A 30-year-old man presented following an episode of loss of consciousness. He appeared to be malnourished and was known to have a history of alcohol use disorder complicated by cirrhosis. He also had a 1-year history of widespread pruritic rash.
Examination noted well-demarcated pink plaques with cracked scales resembling a riverbed on the scalp, lateral neck, right abdomen, and the dorsal surface of both hands (Figure 1) and forearms, as well as on the feet, inner thighs, and scrotum. There was no involvement of the axillae, interdigital finger and toe web spaces, periungual skin, mons pubis, or umbilicus. Because of the patient’s long-standing history of alcohol use disorder and the presence of chronic rash, malnutrition and nutritional deficiency were suspected.

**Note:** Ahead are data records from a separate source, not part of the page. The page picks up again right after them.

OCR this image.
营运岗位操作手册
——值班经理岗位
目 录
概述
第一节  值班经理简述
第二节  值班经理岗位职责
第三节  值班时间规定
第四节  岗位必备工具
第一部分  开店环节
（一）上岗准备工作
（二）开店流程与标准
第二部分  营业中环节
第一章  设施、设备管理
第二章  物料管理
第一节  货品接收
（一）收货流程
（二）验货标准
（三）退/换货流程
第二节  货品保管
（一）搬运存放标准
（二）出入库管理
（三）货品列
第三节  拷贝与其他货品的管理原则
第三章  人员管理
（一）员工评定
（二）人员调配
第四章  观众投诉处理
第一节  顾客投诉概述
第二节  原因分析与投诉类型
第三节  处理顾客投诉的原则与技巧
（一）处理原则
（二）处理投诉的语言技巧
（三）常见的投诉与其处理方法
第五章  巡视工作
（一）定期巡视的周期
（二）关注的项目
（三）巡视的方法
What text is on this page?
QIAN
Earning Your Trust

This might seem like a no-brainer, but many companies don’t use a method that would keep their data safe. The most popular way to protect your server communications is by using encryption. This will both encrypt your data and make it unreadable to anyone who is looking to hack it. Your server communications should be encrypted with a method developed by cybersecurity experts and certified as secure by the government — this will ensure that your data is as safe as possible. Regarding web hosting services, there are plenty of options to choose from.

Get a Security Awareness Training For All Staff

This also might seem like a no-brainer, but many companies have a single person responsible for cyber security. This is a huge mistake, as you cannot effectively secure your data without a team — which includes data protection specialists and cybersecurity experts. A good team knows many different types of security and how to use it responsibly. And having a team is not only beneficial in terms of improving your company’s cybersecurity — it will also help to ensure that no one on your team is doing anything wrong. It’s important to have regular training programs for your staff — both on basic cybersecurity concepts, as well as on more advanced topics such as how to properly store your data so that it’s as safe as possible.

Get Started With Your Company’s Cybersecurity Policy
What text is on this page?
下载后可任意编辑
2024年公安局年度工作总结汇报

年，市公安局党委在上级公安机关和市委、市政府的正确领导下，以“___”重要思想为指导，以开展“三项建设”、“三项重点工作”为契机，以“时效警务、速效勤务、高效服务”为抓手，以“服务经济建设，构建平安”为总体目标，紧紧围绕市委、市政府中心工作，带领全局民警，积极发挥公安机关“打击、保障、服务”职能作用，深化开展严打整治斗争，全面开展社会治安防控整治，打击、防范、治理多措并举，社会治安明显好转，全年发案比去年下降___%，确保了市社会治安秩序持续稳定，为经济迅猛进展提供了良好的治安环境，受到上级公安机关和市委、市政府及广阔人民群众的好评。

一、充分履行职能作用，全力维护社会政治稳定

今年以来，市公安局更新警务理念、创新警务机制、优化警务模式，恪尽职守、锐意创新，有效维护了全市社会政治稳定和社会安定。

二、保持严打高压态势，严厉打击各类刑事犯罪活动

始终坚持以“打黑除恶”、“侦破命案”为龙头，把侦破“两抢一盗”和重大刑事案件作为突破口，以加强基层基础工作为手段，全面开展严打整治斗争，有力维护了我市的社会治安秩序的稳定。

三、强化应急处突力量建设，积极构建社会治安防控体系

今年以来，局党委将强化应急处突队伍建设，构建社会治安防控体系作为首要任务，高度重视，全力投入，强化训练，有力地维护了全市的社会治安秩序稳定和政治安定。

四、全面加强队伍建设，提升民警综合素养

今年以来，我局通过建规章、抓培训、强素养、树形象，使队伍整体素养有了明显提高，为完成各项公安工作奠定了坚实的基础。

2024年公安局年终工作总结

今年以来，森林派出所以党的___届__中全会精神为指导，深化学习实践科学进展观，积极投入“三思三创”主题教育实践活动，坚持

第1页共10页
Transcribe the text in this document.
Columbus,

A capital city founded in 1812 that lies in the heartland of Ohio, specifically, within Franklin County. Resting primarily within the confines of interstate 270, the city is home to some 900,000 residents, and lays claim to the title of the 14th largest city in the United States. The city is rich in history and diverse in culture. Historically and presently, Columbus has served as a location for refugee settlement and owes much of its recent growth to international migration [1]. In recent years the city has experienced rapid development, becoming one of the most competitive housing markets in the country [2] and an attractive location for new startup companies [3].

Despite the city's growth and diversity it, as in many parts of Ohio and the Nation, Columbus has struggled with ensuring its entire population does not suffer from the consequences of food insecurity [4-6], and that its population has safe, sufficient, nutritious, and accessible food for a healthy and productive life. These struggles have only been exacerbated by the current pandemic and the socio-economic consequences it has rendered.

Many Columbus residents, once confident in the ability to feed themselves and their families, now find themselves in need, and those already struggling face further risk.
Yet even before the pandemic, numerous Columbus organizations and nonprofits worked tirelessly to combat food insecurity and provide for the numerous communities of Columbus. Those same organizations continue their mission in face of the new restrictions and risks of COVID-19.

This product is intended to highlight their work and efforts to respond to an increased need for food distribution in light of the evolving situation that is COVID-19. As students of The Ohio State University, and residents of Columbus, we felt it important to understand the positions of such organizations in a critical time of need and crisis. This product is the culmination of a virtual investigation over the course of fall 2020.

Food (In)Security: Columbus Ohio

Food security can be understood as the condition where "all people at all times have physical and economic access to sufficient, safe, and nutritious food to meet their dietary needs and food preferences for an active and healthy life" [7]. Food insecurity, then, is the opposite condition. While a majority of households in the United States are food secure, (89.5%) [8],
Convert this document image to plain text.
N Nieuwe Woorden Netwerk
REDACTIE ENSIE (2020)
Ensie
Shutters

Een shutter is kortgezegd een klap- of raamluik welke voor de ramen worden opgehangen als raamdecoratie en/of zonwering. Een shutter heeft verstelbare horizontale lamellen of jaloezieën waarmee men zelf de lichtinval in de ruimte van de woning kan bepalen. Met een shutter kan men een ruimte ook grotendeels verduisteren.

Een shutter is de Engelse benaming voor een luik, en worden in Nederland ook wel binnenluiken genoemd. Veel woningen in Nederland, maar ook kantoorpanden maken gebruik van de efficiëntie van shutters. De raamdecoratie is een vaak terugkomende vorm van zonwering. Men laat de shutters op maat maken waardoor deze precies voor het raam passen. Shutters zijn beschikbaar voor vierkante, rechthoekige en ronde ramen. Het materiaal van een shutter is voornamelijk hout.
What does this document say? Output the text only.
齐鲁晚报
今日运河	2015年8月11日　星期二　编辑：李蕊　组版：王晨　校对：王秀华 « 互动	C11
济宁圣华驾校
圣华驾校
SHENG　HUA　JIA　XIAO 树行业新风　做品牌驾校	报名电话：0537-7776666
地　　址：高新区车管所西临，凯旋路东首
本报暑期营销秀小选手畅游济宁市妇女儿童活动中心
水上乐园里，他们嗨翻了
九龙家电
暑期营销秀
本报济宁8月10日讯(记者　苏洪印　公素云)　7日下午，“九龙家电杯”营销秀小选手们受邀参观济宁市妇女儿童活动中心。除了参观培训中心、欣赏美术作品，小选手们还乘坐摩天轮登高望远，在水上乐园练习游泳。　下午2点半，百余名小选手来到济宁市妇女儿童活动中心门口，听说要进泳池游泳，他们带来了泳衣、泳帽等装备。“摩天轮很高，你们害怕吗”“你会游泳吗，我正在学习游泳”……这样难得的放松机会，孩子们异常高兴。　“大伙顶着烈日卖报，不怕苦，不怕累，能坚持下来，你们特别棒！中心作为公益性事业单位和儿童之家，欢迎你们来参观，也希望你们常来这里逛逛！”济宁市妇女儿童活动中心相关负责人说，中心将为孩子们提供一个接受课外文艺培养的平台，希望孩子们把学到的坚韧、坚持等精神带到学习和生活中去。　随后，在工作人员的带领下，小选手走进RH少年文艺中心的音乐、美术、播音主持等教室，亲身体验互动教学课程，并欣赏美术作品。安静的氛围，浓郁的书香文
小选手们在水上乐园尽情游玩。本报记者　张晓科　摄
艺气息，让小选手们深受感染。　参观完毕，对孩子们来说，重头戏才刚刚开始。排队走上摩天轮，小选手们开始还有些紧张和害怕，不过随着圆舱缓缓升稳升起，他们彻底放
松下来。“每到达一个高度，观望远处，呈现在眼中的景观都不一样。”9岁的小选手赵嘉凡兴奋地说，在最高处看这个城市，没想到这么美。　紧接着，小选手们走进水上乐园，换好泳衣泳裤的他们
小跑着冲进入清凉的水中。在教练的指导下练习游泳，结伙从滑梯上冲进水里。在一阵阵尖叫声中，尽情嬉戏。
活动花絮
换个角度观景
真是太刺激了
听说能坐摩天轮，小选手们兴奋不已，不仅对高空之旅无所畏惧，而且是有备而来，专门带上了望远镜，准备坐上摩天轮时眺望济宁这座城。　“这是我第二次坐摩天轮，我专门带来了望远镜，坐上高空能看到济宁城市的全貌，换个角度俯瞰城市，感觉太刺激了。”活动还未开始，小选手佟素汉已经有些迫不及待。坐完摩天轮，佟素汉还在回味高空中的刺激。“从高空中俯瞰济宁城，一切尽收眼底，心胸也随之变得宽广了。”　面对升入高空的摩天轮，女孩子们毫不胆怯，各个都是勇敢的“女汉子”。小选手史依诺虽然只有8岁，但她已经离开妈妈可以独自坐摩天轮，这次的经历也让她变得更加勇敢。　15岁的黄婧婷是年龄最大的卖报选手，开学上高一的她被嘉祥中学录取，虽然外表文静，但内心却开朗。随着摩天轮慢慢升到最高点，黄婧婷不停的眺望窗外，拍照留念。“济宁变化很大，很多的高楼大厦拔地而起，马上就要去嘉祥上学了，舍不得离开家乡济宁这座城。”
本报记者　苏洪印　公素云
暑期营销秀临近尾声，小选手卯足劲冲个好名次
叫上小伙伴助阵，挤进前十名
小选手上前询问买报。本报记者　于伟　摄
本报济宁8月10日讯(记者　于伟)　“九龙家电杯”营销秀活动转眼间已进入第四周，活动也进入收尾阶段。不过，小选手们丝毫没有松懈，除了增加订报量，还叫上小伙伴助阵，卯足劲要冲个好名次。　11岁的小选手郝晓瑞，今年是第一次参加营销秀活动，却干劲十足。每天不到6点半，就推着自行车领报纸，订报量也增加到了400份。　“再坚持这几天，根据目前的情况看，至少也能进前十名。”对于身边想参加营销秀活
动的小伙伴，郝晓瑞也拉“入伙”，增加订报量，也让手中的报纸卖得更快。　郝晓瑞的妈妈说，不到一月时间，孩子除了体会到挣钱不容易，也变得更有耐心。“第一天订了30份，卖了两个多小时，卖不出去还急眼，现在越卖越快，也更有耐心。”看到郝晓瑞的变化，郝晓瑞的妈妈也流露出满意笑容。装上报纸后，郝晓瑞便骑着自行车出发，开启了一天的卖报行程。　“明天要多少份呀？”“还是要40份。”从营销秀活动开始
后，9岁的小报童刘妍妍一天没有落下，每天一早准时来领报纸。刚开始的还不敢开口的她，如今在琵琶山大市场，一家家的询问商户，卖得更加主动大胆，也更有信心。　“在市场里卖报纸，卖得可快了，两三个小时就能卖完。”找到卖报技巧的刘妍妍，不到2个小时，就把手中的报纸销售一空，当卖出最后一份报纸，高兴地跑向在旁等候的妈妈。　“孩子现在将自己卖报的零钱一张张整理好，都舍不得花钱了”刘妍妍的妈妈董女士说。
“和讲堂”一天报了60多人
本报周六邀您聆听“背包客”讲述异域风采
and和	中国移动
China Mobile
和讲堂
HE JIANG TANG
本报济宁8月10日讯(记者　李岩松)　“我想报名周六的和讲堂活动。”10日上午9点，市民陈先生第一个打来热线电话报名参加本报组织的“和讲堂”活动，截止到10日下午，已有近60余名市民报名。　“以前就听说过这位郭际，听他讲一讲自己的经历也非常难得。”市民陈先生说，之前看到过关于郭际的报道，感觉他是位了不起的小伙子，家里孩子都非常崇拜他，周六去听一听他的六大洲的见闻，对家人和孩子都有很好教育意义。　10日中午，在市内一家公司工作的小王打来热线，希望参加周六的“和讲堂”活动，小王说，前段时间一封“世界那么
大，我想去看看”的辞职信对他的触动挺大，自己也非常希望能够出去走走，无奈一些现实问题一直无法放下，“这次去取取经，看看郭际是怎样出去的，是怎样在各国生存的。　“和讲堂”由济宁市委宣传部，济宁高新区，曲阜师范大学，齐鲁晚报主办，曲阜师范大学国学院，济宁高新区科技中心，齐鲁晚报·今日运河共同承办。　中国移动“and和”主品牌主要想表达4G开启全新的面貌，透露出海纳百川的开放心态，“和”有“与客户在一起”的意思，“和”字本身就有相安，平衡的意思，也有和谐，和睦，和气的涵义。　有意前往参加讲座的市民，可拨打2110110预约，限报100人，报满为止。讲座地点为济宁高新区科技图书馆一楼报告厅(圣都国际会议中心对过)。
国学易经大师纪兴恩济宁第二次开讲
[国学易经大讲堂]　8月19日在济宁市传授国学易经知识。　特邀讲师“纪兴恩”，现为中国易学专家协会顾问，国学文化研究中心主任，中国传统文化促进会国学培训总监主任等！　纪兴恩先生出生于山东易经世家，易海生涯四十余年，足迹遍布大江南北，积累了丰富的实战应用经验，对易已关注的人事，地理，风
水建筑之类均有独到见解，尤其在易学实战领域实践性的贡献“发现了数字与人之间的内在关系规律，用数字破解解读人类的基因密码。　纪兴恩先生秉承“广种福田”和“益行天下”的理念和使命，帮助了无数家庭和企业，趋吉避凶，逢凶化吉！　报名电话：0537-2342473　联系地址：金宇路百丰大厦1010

Sharply demarcated pink plaques on the right dorsal hand with cracked “riverbed” scale.
Laboratory testing revealed the following:
White blood cell count 19.9 × 109/L (reference range 4.5–11)
Hemoglobin 8.6 g/dL (14–18)
Mean corpuscular volume 96.2 fL (80–100)
Serum zinc 35 μg/dL (70–150)
Serum alkaline phosphatase (ALP) 735 IU/L (44–147)
Chromium 0.44 μg/L (≤ 1.4)
Albumin 1.8 g/dL (4.1–5.1)
Serum copper within normal limits
4th-generation human immunodeficiency virus (HIV) antigen/antibody test nonreactive.
The markedly low serum zinc and the characteristic location of the rash in a patient with long-standing alcohol use disorder and cirrhosis confirmed the diagnosis of acrodermatitis enteropathica. The low serum zinc level is diagnostic, but the test may take many days to return a result. ALP is decreased in acrodermatitis enteropathica as zinc is a cofactor for ALP activity. The ALP will return a result sooner than the serum zinc level. In our patient, the ALP was elevated due to his cirrhosis.
TREATMENT
Treatment of acrodermatitis enteropathica typically involves long-term daily zinc supplementation with oral zinc gluconate or zinc sulfate. Our patient was prescribed zinc sulfate 1.5 mg/kg/day. Skin care included topical petrolatum. In 3 weeks, his zinc level had risen from 35 μg/dL to within normal limits at 80 μg/dL, with near resolution of the plaques (Figure 2).
Mild residual light-pink eczematous patches on the right dorsal hand after 3 weeks of oral zinc supplementation.
ACRODERMATITIS ENTEROPATHICA: KEY FEATURES
Acrodermatitis enteropathica is caused by zinc deficiency, and cutaneous findings include sharply demarcated, symmetric erythematous patches and plaques with erosions and scale-crust of the perioral region, genitals, and distal extremities.1 The classically described clinical triad consists of dermatitis, alopecia, and diarrhea, although our patient had no signs of the latter two conditions.
Zinc deficiency may be inherited or acquired.2 Acquired acrodermatitis enteropathica may be secondary to decreased nutritional zinc intake, impaired absorption, or increased gastrointestinal excretion.1 Risk factors for decreased intake include alcoholism, long-term total parental nutrition, vegetarian diets, and diets high in mineral-binding phytates.1,3 Patients with impaired absorption or increased excretion include those with intestinal malabsorption, liver disease, renal disease, Crohn disease, cystic fibrosis, and a history of gastric bypass surgery.2–5
The diagnosis of acquired acrodermatitis enteropathica is largely based on clinical presentation and supported by a serum zinc less than 50 μg/dL. Skin biopsy is rarely necessary but can be diagnostic of a nutritional-deficiency dermatitis that is not specific to acrodermatitis enteropathica. Histopathologic study reveals pallor and ballooning of the keratinocytes in the upper epidermis.6
THE DIFFERENTIAL DIAGNOSIS IN ADULTS
Other diagnoses considered include pellagra, crusted scabies, and an eczematous dermatitis such as atopic or contact dermatitis. Although cracking and fissuring may be seen in patients with chronic eczematous dermatitis, involvement of the distal extremities, face, and groin are classic for acrodermatitis enteropathica. Alcohol use disorder is a common etiology of pellagra, but pellagra typically involves sun-exposed areas, with findings that include a hyperpigmented rash with scale crust and a shiny shellac-like surface along dermatomes C3 and C4 (the Casal collar or necklace).
Crusted scabies is more commonly seen in patients who are immunocompromised, classically in those with HIV. The plaques of crusted scabies are more hyperkeratotic, with a pumice-stone appearance with a distinctive erythema, and they tend to involve the digital interweb spaces, periungual skin, and axillae, which were spared in this patient.
DISCLOSURES
The authors report no relevant financial relationships which, in the context of their contributions, could be perceived as a conflict of interest.